How to Select Effective Financial Planning Strategies (part 2)

As we have discussed on the basic of financial planning strategies in How to Select Effective Financial Planning Strategies (part 1), here are some more strategies available for you to choose and implement.

 

Consider psychology and behavioral finance


People are usually influenced by strong decision-making patterns. Most people's beliefs are inclined towards optimism. Optimistic investors tend to exaggerate their talents and labor under the illusion of being more in control than they really are. They tend to misread their success in the game of chance as success in a game of skill. In short, they are overconfident and start to look for scapegoats when their investments fail.
 

This was clearly seen in the bull market of the 1990s. Getting great returns on your investments looked relatively easy -- at least on paper. Many people began to think they could get such returns or more every year. Hence when the market started going up by 60, 70 and 80 per cent, they "saw" the obvious -- that their portfolio should hold technology stocks.


The smart investor must make sure that he has identified and understood the assumptions -- what needs to go right and what may go wrong -- if he insists on constructing a portfolio using this decision-making pattern.
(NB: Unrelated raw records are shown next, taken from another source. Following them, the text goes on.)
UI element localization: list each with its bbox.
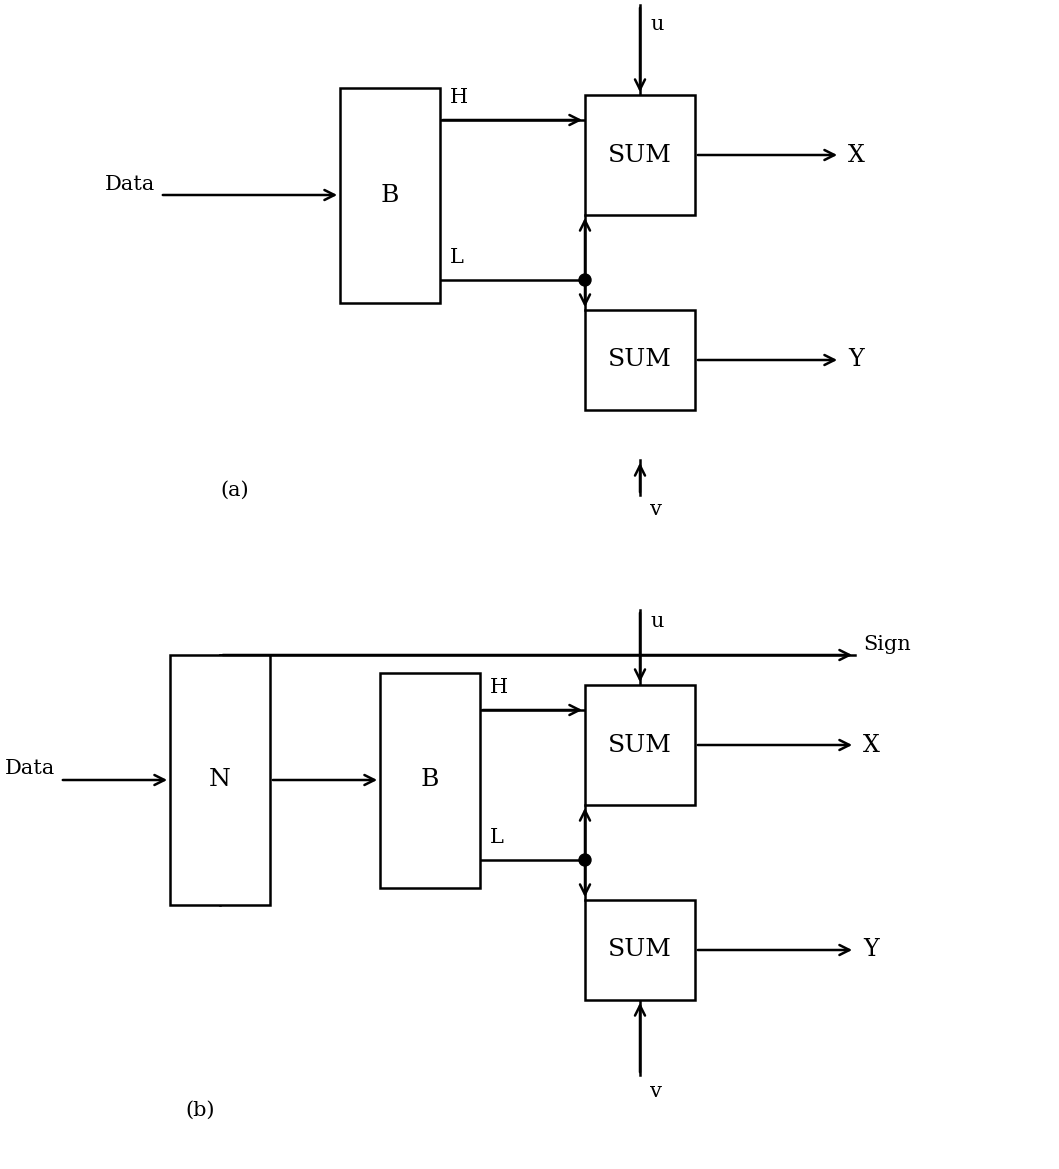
Text: X: X [848,144,865,166]
Bar [585,95,695,215]
Circle shape [579,855,591,866]
Bar [170,655,270,905]
Text: Y: Y [848,348,864,372]
Text: B: B [420,768,439,791]
Text: Data: Data [105,175,155,194]
Text: N: N [209,768,231,791]
Text: Sign: Sign [863,636,911,655]
Text: H: H [490,678,508,697]
Text: L: L [450,248,464,267]
Text: B: B [381,184,399,207]
Text: H: H [450,88,468,108]
Text: v: v [650,500,662,519]
Bar [585,310,695,410]
Text: v: v [650,1082,662,1101]
Text: SUM: SUM [608,733,672,756]
Bar [340,88,439,303]
Text: (a): (a) [220,480,249,499]
Text: u: u [650,613,663,631]
Bar [585,900,695,999]
Circle shape [579,274,591,286]
Text: SUM: SUM [608,144,672,166]
Text: SUM: SUM [608,348,672,372]
Text: SUM: SUM [608,939,672,961]
Text: (b): (b) [185,1100,215,1120]
Bar [585,685,695,805]
Text: Y: Y [863,939,879,961]
Text: u: u [650,15,663,34]
Text: Data: Data [4,759,55,777]
Text: L: L [490,828,504,848]
Bar [380,672,480,887]
Text: X: X [863,733,880,756]
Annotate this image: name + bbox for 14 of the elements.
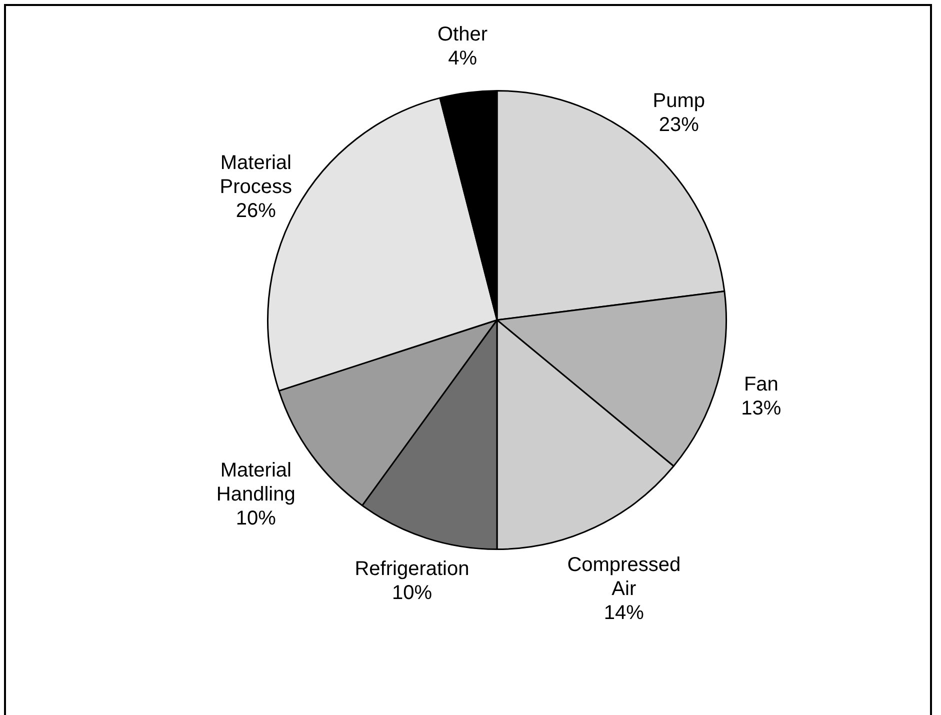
slice-label: Compressed Air bbox=[567, 554, 681, 600]
data-label: 10% bbox=[392, 582, 432, 604]
slice-label: Fan bbox=[744, 373, 778, 396]
slice-label: Refrigeration bbox=[354, 558, 470, 580]
data-label: 23% bbox=[658, 114, 700, 136]
data-label: 4% bbox=[448, 48, 478, 70]
slice-label: Other bbox=[438, 24, 488, 46]
data-label: 14% bbox=[604, 602, 644, 624]
slice-label: Material Process bbox=[220, 152, 292, 198]
slice-label: Pump bbox=[652, 90, 706, 112]
data-label: 13% bbox=[741, 397, 782, 420]
data-label: 26% bbox=[236, 200, 276, 222]
data-label: 10% bbox=[236, 508, 276, 530]
slice-label: Material Handling bbox=[216, 460, 296, 506]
Diehard optimists are likely to think, "I acted on the wrong rumor. I just need to get another set of positive news and everything will be fine" -- and they continue with their plan, only to wonder at its failure later.

 

Hindsight promotes overconfidence


Optimistic investors who overstate the degree to which they control their own fate are often exposed to such statistical surprises. When they fail to predict events, they are not as surprised as they should be. The deadly perception of hindsight often promotes overconfidence. It fosters the illusion that the world is a more predictable place than it really is. Everything becomes obvious and easy in retrospect.

 

Realize when enough is enough


A simple rule to remember: If you have the opportunity to become financially independent for the rest of your life, take it. If you have achieved your target, it is time to change focus. Recognize that beyond that certain amount of money, more of it is almost unnecessary.

 

Take your focus off the short term


Focus more on what happened in your past (over your lifetime) than what happened last quarter. Look at where you are between points A and Z on the path to your goal. If you are on target, you have done well. Very often, we may talk long term but are tempted to act short term, which is why it is important to focus on what you have done in the past rather than saying what you will do in the future. If you are developing a long-term plan but your investments in the past have been "stocks one month and funds the next", then you are exhibiting a pattern of scattered investment behavior. Your long-term plan is not likely to be successful.
 

Don't expect to be surprised if you do not carry out or deviate significantly from your plan; although that does not mean your plan has to be so rigid that there is no room for change. The foundation may be fixed but the final shape and colour are subject to your moulding. If you understand what sort of outcome you expect of your plan, you are already on the way to successful financial planning.